Ile będzie kosztował wykup przedmiotu leasingu po zakończeniu umowy? W wypadku przedsiębiorców - przyjęto 1% (przy umowie na 4 lata) albo 19% (furgonetki - umowa na 3 lata). Zasada jest prosta - im dłuższa umowa, tym niższa kwota do wykupu. Inna sprawa - rozwiązanie to sprawdzało się na pewno w wypadku przedsiębiorców - wiadomo, auta firmowe eksploatowane są o wiele mocniej niż prywatne, zatem ich wartość zdecydowanie szybciej ulega obniżeniu. Trudno więc oczekiwać, aby analogiczne kwoty wchodziły w grę przy leasingu konsumenckim - będą one, stosownie do stanu samochodu, najpewniej odpowiednio wyższe.

W zakresie formalności klient potrzebował będzie dowodu osobistego, innego dokumentu ze zdjęciem, potwierdzenia wysokości otrzymywanego wynagrodzenia. Oczywiście to on zostanie obciążony kosztami całej umowy - ubezpieczenie, rejestracja, wymiana dowodu rejestracyjnego na tzw. twardy. Umowa będzie mogła być zawarta na okres także bardzo krótki - np. kilka miesięcy (w wypadku przedsiębiorców - minimum 2 lata). 

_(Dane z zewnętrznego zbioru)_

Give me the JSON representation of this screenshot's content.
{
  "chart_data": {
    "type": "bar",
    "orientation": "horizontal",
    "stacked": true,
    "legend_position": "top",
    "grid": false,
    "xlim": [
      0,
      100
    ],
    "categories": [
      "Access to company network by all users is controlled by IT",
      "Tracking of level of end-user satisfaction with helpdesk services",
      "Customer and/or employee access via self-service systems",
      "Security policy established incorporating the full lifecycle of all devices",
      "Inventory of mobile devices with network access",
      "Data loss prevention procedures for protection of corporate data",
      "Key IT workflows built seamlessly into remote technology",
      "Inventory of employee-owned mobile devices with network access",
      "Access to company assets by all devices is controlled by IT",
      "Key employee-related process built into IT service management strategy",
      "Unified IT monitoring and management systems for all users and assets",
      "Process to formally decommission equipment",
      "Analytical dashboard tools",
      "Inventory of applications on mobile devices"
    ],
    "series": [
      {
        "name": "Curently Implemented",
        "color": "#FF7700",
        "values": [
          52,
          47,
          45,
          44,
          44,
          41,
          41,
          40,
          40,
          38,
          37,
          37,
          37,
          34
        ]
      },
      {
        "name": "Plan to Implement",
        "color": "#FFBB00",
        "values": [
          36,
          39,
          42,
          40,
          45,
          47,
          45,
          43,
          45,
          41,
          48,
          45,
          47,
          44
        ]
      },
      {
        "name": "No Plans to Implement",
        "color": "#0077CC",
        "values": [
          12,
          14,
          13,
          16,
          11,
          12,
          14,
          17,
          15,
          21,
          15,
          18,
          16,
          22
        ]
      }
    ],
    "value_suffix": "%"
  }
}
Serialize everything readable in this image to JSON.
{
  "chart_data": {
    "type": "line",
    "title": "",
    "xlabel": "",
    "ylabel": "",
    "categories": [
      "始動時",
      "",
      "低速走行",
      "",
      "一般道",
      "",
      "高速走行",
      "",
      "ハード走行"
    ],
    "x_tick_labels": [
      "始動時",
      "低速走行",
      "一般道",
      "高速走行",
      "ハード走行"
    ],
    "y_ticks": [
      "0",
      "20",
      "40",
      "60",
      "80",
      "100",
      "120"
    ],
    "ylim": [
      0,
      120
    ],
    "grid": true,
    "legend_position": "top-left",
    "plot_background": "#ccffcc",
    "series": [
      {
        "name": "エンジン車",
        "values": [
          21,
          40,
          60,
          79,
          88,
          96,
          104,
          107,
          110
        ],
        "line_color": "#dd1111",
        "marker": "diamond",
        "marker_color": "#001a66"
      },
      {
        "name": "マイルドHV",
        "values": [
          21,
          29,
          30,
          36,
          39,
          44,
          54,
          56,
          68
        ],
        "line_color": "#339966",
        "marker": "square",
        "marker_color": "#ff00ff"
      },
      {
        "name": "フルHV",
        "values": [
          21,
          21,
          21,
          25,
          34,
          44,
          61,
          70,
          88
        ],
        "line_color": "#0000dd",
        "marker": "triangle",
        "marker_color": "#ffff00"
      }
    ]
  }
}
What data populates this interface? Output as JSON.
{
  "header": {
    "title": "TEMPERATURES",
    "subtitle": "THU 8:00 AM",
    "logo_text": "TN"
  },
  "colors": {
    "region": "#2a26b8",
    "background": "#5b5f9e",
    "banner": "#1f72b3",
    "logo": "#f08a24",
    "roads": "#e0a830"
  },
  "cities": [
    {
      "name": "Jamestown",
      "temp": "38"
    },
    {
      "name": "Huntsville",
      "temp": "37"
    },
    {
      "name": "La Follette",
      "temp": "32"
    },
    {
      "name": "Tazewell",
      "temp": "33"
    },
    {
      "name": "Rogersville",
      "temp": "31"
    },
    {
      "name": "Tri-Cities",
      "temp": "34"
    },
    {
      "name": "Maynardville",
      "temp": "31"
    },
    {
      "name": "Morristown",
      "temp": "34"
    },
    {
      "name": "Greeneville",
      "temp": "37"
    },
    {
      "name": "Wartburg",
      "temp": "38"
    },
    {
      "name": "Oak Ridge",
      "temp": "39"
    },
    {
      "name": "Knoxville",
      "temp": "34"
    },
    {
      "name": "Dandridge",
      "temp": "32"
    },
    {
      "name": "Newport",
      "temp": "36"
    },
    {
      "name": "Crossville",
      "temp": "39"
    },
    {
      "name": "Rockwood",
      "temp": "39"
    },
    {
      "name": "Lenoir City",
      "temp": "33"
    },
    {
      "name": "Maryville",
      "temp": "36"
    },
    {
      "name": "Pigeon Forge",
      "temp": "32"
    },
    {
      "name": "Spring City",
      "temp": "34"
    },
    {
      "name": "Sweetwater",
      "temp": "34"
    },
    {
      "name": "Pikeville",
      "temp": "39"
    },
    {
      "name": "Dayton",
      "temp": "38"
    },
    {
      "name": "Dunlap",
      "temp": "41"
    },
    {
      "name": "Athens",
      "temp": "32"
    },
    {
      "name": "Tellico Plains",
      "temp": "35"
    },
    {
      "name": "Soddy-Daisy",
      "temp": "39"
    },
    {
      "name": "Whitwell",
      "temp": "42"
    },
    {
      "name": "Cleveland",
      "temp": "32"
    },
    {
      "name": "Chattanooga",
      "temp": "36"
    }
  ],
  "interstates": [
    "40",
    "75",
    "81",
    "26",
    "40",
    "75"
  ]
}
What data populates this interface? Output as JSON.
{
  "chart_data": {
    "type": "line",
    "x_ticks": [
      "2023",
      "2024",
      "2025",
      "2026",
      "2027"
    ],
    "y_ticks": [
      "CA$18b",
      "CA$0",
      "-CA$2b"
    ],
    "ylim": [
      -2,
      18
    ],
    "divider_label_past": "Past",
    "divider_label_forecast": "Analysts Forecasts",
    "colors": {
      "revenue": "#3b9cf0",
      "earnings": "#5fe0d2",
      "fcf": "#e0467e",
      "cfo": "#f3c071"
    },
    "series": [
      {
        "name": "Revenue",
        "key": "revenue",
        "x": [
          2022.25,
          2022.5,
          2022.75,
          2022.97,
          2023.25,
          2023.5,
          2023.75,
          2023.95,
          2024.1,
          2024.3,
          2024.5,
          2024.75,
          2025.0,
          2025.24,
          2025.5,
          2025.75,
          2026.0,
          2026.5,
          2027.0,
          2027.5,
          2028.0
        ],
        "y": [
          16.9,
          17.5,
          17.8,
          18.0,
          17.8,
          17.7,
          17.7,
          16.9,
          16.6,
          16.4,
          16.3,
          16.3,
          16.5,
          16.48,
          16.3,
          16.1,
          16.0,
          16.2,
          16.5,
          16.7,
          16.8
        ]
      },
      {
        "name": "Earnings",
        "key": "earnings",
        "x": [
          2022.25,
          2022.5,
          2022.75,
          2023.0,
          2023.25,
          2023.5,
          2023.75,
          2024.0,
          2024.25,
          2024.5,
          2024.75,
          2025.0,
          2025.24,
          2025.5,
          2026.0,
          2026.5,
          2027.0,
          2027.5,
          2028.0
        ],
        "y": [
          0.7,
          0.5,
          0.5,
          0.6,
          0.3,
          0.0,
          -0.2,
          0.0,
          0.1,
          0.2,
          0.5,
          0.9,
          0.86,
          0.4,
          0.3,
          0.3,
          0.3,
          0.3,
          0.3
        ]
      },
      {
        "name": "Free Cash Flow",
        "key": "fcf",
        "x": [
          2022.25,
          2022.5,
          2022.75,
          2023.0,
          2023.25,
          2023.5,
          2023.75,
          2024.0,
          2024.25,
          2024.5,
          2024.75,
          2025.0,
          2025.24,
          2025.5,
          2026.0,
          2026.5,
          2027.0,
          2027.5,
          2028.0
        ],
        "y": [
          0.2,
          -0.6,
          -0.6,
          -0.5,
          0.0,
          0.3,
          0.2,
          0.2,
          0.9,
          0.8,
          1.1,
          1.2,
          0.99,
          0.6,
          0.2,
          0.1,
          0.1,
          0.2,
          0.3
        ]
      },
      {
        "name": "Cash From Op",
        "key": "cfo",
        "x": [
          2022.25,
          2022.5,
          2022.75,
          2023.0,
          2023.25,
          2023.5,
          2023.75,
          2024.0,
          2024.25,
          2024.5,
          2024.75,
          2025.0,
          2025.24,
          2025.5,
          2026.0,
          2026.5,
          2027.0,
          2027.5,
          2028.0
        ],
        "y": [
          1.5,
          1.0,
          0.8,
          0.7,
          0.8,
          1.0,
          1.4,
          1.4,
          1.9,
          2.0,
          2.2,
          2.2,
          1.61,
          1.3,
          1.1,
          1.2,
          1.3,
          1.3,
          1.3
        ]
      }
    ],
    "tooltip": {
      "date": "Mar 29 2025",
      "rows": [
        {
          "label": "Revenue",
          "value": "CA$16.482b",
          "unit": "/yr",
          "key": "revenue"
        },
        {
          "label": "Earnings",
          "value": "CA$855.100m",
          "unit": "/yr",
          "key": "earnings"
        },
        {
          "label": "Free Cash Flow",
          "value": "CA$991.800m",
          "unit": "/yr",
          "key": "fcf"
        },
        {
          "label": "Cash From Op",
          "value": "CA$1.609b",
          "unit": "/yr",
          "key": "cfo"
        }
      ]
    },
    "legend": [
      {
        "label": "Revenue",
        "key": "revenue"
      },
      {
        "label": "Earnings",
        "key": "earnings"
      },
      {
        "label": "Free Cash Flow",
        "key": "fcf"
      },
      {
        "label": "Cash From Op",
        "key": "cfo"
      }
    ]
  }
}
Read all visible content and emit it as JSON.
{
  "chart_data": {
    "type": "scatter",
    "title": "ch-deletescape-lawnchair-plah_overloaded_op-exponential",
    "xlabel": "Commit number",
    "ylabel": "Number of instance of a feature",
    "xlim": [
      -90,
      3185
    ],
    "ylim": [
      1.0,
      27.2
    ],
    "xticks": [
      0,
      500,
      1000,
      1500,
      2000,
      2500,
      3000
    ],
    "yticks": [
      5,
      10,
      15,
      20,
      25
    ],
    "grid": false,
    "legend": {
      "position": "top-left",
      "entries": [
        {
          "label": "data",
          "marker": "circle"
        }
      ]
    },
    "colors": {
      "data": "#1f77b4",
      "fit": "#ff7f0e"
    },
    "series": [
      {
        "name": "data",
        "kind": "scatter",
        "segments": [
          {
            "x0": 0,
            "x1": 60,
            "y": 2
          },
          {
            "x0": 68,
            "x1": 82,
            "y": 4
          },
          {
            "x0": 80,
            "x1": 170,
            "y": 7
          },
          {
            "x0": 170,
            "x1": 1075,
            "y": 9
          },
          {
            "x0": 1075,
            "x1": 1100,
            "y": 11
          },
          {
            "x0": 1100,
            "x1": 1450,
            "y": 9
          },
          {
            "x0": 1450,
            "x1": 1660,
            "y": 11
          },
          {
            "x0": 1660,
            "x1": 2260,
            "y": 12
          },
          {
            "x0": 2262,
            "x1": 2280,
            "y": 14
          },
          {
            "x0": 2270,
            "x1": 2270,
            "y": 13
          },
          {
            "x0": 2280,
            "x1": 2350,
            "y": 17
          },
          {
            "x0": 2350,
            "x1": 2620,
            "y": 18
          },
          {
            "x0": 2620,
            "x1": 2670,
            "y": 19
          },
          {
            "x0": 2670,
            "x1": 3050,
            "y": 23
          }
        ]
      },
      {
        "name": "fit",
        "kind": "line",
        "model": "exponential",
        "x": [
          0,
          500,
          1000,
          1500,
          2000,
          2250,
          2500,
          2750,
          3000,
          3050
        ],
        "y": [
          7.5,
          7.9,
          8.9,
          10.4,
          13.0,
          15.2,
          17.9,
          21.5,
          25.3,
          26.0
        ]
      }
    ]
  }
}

Większość firm wstrzyma się najpewniej z wprowadzeniem ofert leasingu konsumenckiego do oferty od razu - czekając na wejście w życie nowej Ustawy o kredycie konsumenckim (18.12.2011), w której zostanie podane, jakie umowy leasingowe będą jej podlegały, a także którą zostanie wprowadzony jednolity formularz wskazujący precyzyjnie całość kosztów umowy (w tym ubezpieczenia, zabezpieczenia). Należy zatem przyjąć, że pełna oferta leasingu konsumenckiego pojawi się na rynku najpewniej na przełomie roku.